Why Big Data and Data Scientists Are Overrated
What does it take to get value out of data?
Many organizations assume that you need a big collection of data and a highly skilled data scientist to spin all those 1s and 0s into dollar signs. In reality, companies need neither of those things to be successful with data.
One of the biggest mistakes that organizations can make with their data analytics projects is to assume they need a data scientist at the very beginning. According to Daniel Mintz, chief data evangelist with Looker, organizations are much better off starting lower on the data analytics food chain and working their way up as they gain proficiency.

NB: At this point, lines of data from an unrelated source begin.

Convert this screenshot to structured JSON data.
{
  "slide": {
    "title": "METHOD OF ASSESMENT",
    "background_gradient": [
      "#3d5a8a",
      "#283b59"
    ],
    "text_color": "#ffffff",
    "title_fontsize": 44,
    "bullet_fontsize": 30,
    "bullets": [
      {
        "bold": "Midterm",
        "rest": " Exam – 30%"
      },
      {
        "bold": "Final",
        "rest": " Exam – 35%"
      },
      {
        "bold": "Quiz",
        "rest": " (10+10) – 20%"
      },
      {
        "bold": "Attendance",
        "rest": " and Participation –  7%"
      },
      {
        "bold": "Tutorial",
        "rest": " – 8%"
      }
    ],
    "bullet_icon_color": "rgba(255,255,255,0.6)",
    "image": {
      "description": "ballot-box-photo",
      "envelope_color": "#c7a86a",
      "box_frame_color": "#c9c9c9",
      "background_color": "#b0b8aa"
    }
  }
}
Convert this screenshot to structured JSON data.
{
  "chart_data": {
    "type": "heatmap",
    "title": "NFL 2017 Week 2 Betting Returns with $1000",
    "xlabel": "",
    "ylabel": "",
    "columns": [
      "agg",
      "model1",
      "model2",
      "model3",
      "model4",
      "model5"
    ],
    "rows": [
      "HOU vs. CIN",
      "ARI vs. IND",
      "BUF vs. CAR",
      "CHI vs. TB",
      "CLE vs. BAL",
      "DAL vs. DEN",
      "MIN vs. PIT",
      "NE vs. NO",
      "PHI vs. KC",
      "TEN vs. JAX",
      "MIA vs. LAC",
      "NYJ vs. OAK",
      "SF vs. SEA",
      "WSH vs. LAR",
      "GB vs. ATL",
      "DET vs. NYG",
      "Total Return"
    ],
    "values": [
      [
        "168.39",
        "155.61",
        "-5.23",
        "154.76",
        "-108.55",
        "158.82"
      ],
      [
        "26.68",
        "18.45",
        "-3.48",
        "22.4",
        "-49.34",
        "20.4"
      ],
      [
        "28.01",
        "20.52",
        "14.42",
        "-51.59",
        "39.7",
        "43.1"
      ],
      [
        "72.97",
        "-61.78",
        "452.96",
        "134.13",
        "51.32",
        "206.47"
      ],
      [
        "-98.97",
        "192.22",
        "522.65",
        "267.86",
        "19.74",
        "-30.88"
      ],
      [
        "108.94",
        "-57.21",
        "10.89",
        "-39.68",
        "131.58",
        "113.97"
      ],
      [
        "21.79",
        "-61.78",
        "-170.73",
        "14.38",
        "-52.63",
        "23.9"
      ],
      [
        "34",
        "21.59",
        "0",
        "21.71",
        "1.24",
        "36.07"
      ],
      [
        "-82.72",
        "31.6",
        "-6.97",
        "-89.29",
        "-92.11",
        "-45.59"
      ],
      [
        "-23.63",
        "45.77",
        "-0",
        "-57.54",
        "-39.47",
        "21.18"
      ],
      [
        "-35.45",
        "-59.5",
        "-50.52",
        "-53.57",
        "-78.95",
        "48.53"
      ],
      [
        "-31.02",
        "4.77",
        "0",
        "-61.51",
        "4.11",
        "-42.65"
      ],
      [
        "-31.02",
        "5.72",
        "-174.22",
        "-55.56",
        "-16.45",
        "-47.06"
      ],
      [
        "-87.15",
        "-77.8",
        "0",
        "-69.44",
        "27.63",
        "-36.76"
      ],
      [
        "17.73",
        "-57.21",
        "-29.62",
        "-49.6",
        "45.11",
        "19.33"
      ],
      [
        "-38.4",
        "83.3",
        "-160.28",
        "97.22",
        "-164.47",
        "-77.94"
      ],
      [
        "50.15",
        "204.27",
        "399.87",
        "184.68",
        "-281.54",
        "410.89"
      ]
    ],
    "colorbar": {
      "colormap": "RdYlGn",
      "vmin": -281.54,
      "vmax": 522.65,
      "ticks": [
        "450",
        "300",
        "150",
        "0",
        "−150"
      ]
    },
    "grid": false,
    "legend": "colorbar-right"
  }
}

“I’ve seen cases where people hired a data scientist way before they’re ready,” Mintz tells Datanami. “They don’t actually have any data, and even if they do, it’s dirty and dispersed across a whole bunch of places. The data scientist who doesn’t necessarily understand their business arrives and says ‘Where’s the nicely curated data set that you want me to use to solve problems?’ And they say, ‘Oh we didn’t’ know that was a prerequisite.’”
The fact is, data scientists spend about three-quarters of their time doing data janitorial work – collecting, transforming, and cleaning data – rather than building the complex predictive models that they were actually hired for. That equals frustration for data scientists who had high hopes of making an impact, and sour grapes for the people who hired them.
Organizations should start with the basics, and work up from there. Instead of being lured by the “shiny object” syndrome and thinking you need a big Hadoop data lake or neural networks to solve a problem, seek the simplest answer.
“People make a mistake if they jump right to the most sophisticated tool, because they’re wasting a lot of time,” Mintz says. “The reality is a lot of problems are quite tractable with a simple regression. And some problems don’t even need that. You can just look at the data and see what’s happening.”
Mintz’s personnel advice? Hire data generalists who can do the time-consuming data legwork that’s needs to be done before more highly skilled (and highly paid) data scientists come in to do their highly specialized thing.
“The really key skill is having somebody who can take what is fundamentally a business question and translate that into a data question,” says Mintz, who previously at MoveOn.org and other data-intensive operations. “That’s the key skill. When you’re not big enough to have specialists, the business people, who aren’t data people, will know what the right business questions are.”
Mintz recommends pairing a SQL-loving analyst with an ETL-loving engineer to start helping the business prepare themselves to answer questions with data. As they document their data stores, define organization-specific metrics, and create workflows that transform and combine data in reliable and useful ways, they will start to see how the super powers of the real data scientists could best be used.